Board member Sue Morgan said the district’s depleted emergency account should be restored to the $2.4 million limit allowed by law.

With state tax revenues falling below expectations, she said, the prudent move would be to go deeper into the district’s budget-cut list. That would provide a cushion against possible education funding cuts by the Legislature during the 2003-2004 school year, she said.

“I think we need to do the maximum,” Sue Morgan said.

The district’s contingency fund holds about $1.9 million.

Adding the maximum of $500,000 to that account, assuming no juggling of the priority list by the board, would require elimination of all 44 coaching positions. It also would slice spending on programs in fine arts, libraries, music and nursing.

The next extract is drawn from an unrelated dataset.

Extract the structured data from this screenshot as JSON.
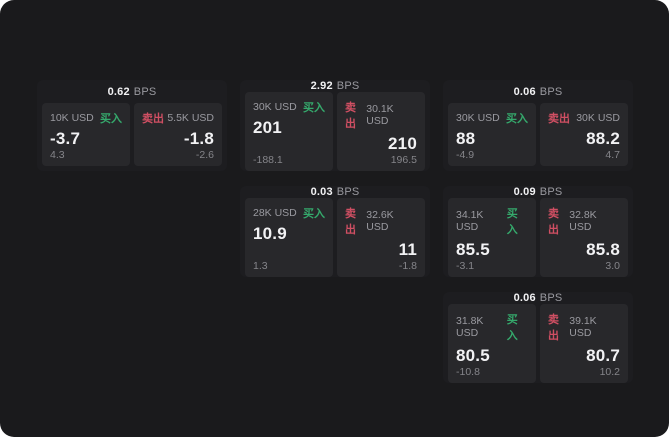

That kind of talk pulls sweat to the brow of Pam Pine, softball coach at Free State High School for the past seven years. She and three assistant coaches manage three softball teams — varsity, junior varsity and the “C” squad.

Under the proposed cut for sports programs, Free State and LHS both would lose an assistant coach for softball. That would save the district $4,600 a year, but Pine said the move also would undermine development of her young players.

Items in a $1.7 million package of budget cuts crafted by the Lawrence school board:¢ $226,500 reduction that assumes the district won’t pay private-school tuition for any special-education students.¢ $223,110 saved by dropping American Sign Language in high schools and phasing out French and German in junior high schools.¢ $200,000 in district funding of special education replaced by anticipated increases in federal grants.¢ $135,000 cut by eliminating administrative jobs of director of assessments and director of vocational education.¢ $110,365 saved by eliminating 2.5 full-time equivalent staff for elementary band and orchestra.

“It would really hurt our program,” said Pine, who teaches physical education at Free State. “It’s a sad thing all the way around. I don’t know what the answer is. I feel bad for the board, too.”

Scott Morgan said the desire to build a thicker shield against financial collapse had to be balanced against the value of extracurricular activities to students.

“My thing was to protect that core group of activities,” he said.

Board member Mary Loveland said the district would have needed to go at least $1 million more — regardless of decisions about the contingency fund — had the board not closed Riverside, Centennial and East Heights elementary schools in May.

“We haven’t taken down more sports because of the money we saved from operating fewer buildings,” she said. “You can’t lose sight of that.”